Se havia medo de uma grande manifestação violenta no último dia de Copa, que se mantivessem os suspeitos sob vigilância durante as horas críticas.
Não vale usar o argumento, este sim fascista, de que há milhares de pessoas presas injustamente no Brasil, então não deveríamos nos preocupar com mais esses 23.
Não vale usar o argumento de Luis Barroso, ministro do STF, para negar prisão domiciliar a um cardiopata, alegando que há outros presos doentes que poderiam estar em domiciliar e não estão. Não é por aí.
O objetivo de um Estado Democrático de Direito é reduzir as iniquidades, e não “democratizá-las”. Não há sentido em “democratizar” a injustiça.
O Estado tem o dever de proteger a maioria de violências perpetradas por minorias. A democracia pressupõe a hegemonia da maioria. Mas pressupõe também o respeito absoluto aos direitos e à dignidade de todo cidadão.
Por outro lado, os ativistas precisam ter consciência que eles também foram postos numa armadilha. O discurso de que vivemos uma “ditadura” é uma falácia. Não vivemos. Muito menos uma “ditadura do PT”.
Os ativistas foram processados por um Judiciário independente. Independente, falho, conservador, vulnerável à pressão de uma mídia monopolista e antidemocrática. Mesmo assim, independente.
Importante frisar: eles ainda não foram condenados. Como partido de governo, o PT não pode e não deve aceitar as constantes provocações para que entre em conflito com o Judiciário.
As condenações dos ativistas não são “culpa do PT” ou do ministério da Justiça. São decisões que emanam de magistrados com nome, sobrenome e ideias próprias. E a maioria dos juízes, por questão de classe, não gosta do PT. O PT não tem nada a ver com isso.
O problema aqui é outro. O problema aqui é que vivemos um momento de acomodação democrática, de um lado, e de testes dos limites da liberdade, de outro. Testes que geram tensionamento político e social.
Não há ditadura. Estamos sob uma democracia. Uma democracia repleta de injustiças, arbitrariedades, corrupção e monopólios. Uma democracia, enfim, como qualquer outra.
Uma democracia onde se pode criticar qualquer governante e qualquer poder.
Uma democracia onde se pode questionar, sim, uma decisão judicial.
Uma democracia onde se pode protestar contra qualquer coisa, a qualquer momento, em qualquer lugar.
Uma democracia onde não é (ou não deveria ser) crime fazer política. Onde não é crime assumir posições ideológicas, mesmo radicais. Onde não é crime ser militante político. Onde não é crime ser ativista. É crime, sim, depredar patrimônio público ou privado. Mas não é um crime político. É um crime comum.

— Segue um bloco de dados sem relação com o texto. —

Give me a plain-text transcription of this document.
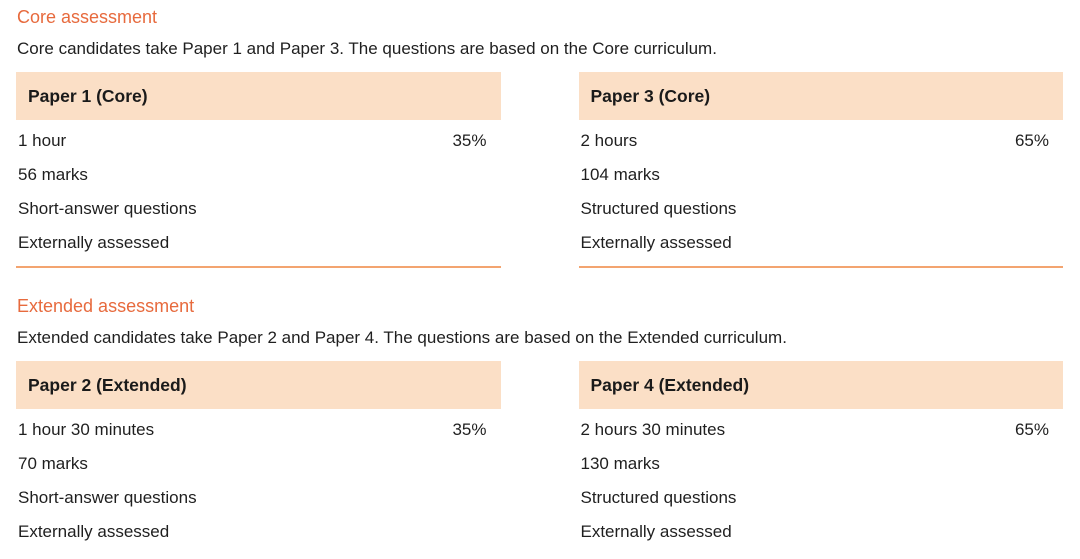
Core assessment

Core candidates take Paper 1 and Paper 3. The questions are based on the Core curriculum.

Paper 1 (Core)
1 hour	35%
56 marks
Short-answer questions
Externally assessed
Paper 3 (Core)
2 hours	65%
104 marks
Structured questions
Externally assessed
Extended assessment

Extended candidates take Paper 2 and Paper 4. The questions are based on the Extended curriculum.

Paper 2 (Extended)
1 hour 30 minutes	35%
70 marks
Short-answer questions
Externally assessed
Paper 4 (Extended)
2 hours 30 minutes	65%
130 marks
Structured questions
Externally assessed
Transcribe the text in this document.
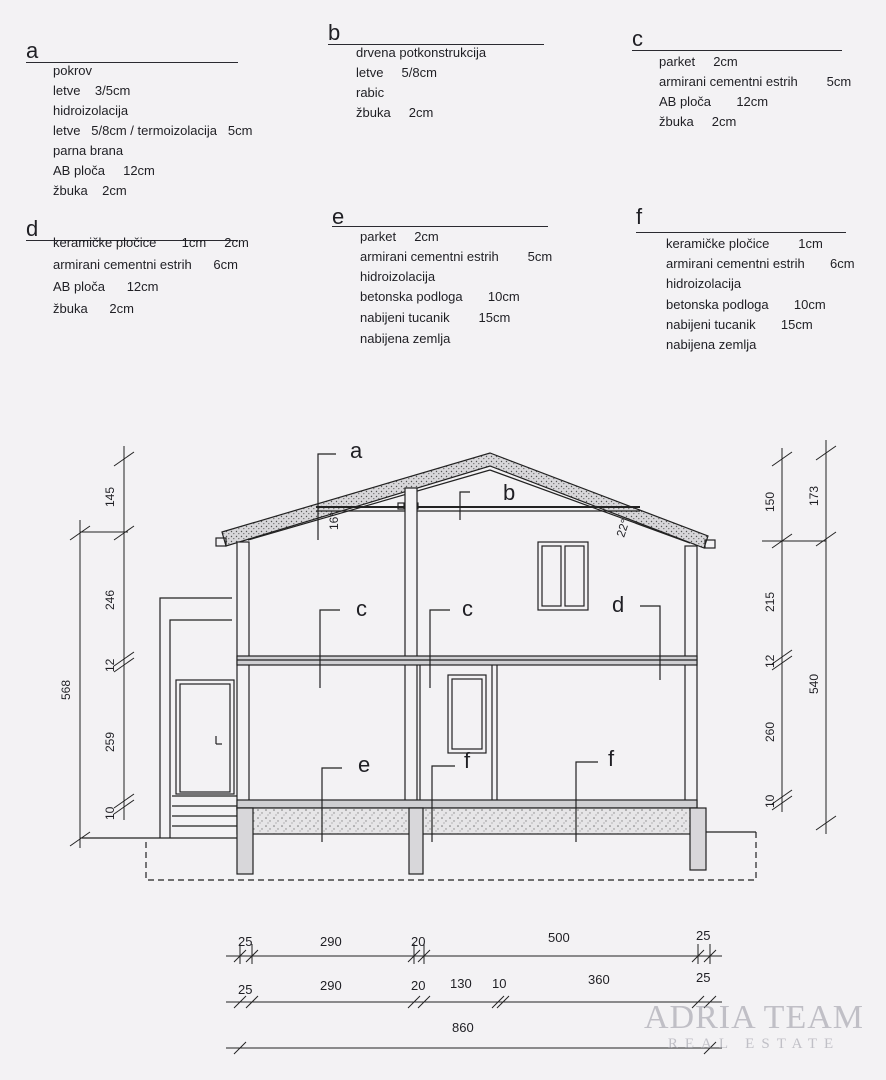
a
pokrov
letve    3/5cm
hidroizolacija
letve   5/8cm / termoizolacija   5cm
parna brana
AB ploča     12cm
žbuka    2cm
b
drvena potkonstrukcija
letve     5/8cm
rabic
žbuka     2cm
c
parket     2cm
armirani cementni estrih        5cm
AB ploča       12cm
žbuka     2cm
d
keramičke pločice       1cm     2cm
armirani cementni estrih      6cm
AB ploča      12cm
žbuka      2cm
e
parket     2cm
armirani cementni estrih        5cm
hidroizolacija
betonska podloga       10cm
nabijeni tucanik        15cm
nabijena zemlja
f
keramičke pločice        1cm
armirani cementni estrih       6cm
hidroizolacija
betonska podloga       10cm
nabijeni tucanik       15cm
nabijena zemlja
a
b
c	c	d
e	f	f
16°	22°
145
246
12
259
10
568
150
215
12
260
10
173
540
25	290	20	500	25
25	290	20 130 10	360	25
860	ADRIA TEAM
REAL ESTATE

O único crime realmente político numa democracia é sabotar o processo democrático. Esse crime foi cometido há cinquenta anos, pelas mesmas empresas de mídia que usam o capital político e financeiro usurpados na ditadura para posar, hoje, de paladinas da democracia.
Como que para provar minha tese, Merval Pereira cita duas vezes os blogs em sua coluna de hoje, tentando desqualificar o seu papel num debate politico plural. Não deixa de ser divertido ver a toda-poderosa Globo, com seus milhares de funcionários e seu faturamento de bilhões por ano, polarizar com blogs operados artesanalmente por cidadãos sem conexões partidárias, sindicais ou empresariais.